听母亲讲,我出生的那个年代(上世纪七十年代),物资极其匮乏,家里经常是吃了上顿就开始愁下顿。我上面有三个哥哥,两个姐姐,父亲母亲挣工分分得的粮食完全没有办法填饱长身体的五个孩子的肚子,因此,我的降临并没有给父母亲带来喜悦,相反是又多出一张嘴的压力了。

因为缺吃的,母亲没有什么奶水,我每次使劲地吸着母亲的奶,每次都会因为吸不出奶水而嗷嗷大哭。我哭,母亲也哭。母亲跟父亲商量,想把我送给条件好一点的人家去,这样我就不会白白饿死,可是,能送给谁家呢?方圆几里的村庄,所熟悉的人家都是一家几个孩子,家境都不宽裕,谁家还肯多要一个“讨饭的”的娃呢?父亲与母亲思来想去,把周围的人家都盘了个遍,最终还是放弃把我送人的念头。

我每天还是照常像蚂蝗一样吮吸着母亲空荡荡的奶,然后又是一声接一声的哇哇大哭,脸哭得通红,嗓子哭哑了,有时我哭到吐,难得吸进肚子里的那一点奶水也被我哭得吐了出来,这是母亲最心疼和伤心的时候了,母亲一边抹泪,一边哄我安静下来,然后小心翼翼地将吐在嘴边的奶水用手指送回我的嘴里。一天,两天,三天,……我的嗓子越来越嘶哑,声音越来越小,身上越来越瘦,几乎已经是皮包骨。母亲不忍心我被活活饿死,觉得与其这样一天天地耗死掉,不如让我早死早投生,母亲想学村里的妇女——用包被将我捂死。因为养不活,村里已经有几个妇女将生下来的孩子想办法“处理”掉了。有一天,趁家里没有人时,母亲准备对我下手了。母亲将我全身洗干净后,用包被包好,当包被盖住我的脸时,我奋力啼哭,母亲赶紧将包被掀开;在我不哭后,母亲闭上眼睛将包被盖住我的整个脸,试图用力去捂住我的脸,我又开始大哭……如是几次,母亲嚎啕大哭,将我从包被里松开,再也不忍心捂我了。

外婆听说这件事后,心疼不已,东家借西家挪,凑齐了一筐米面火急火燎地送到我家,让母亲在月子里尽量有吃的,让我能多一口奶水。外婆叮嘱母亲每天熬一小罐粥,米汤和粥油可以当作奶水喂我吃。就这样,我活了下来。

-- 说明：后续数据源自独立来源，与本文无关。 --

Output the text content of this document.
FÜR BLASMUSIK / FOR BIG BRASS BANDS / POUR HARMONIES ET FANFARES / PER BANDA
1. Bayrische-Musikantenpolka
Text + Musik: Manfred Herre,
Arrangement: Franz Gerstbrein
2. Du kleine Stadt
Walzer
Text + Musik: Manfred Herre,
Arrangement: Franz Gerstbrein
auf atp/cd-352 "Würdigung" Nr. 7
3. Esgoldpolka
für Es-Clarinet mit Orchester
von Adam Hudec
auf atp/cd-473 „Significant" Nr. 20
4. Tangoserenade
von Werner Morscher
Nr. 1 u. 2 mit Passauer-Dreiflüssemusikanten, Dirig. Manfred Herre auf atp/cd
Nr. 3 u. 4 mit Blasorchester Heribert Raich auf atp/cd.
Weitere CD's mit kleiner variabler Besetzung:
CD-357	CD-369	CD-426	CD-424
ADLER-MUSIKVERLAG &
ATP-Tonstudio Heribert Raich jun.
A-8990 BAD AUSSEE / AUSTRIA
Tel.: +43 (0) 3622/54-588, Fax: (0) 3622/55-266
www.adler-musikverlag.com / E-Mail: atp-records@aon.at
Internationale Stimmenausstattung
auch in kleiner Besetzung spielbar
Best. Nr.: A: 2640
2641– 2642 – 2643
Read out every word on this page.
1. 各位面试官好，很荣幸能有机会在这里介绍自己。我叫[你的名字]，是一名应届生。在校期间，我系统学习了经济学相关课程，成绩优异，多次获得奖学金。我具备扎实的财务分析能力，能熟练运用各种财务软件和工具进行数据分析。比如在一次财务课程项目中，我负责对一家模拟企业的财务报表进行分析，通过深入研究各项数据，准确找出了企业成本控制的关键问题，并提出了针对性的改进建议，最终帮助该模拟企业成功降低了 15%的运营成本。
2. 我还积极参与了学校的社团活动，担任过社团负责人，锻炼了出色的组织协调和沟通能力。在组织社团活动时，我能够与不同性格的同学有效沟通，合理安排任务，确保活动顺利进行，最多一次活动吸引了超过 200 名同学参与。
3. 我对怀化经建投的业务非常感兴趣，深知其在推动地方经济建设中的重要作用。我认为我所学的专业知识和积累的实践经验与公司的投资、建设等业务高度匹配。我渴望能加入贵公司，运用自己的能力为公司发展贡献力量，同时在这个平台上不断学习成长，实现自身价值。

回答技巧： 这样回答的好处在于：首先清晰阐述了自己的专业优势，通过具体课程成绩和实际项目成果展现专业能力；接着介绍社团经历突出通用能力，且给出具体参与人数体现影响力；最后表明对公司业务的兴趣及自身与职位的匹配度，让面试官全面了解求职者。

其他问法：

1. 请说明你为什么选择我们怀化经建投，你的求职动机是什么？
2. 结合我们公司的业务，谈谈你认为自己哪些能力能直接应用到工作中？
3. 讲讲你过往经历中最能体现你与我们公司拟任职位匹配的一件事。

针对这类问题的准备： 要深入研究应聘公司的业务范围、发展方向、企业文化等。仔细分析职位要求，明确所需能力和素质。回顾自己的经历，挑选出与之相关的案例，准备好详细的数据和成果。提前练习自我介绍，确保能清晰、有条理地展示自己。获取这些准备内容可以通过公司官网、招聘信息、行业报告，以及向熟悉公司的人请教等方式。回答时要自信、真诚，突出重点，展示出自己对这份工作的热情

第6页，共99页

母亲跟我讲过几次这件事,每每说起时总是十分愧疚,说自己差点捂死了自己的孩子。其实我知道:母亲并不是真心想扼杀自己的孩子,母亲只是不忍心自己的孩子遭罪。母亲不忍心下手,是因为她无法割舍掉对自己孩子的那份爱。

我第二次从死神身边躲过是在我小学四年级的时候。

记得是一个收获花生的时节,学校要求学生勤工俭学,放假两天,要我们去田间地头捡花生,收假时给学校上交一定数量的花生。母亲看我个头小,担心我到处去翻捡人家落下的花生会很难完成学校规定的任务,母亲叫我大姐带上我去自家的责任地帮忙摘摘花生,等收假时直接从家里拿花生去交给学校。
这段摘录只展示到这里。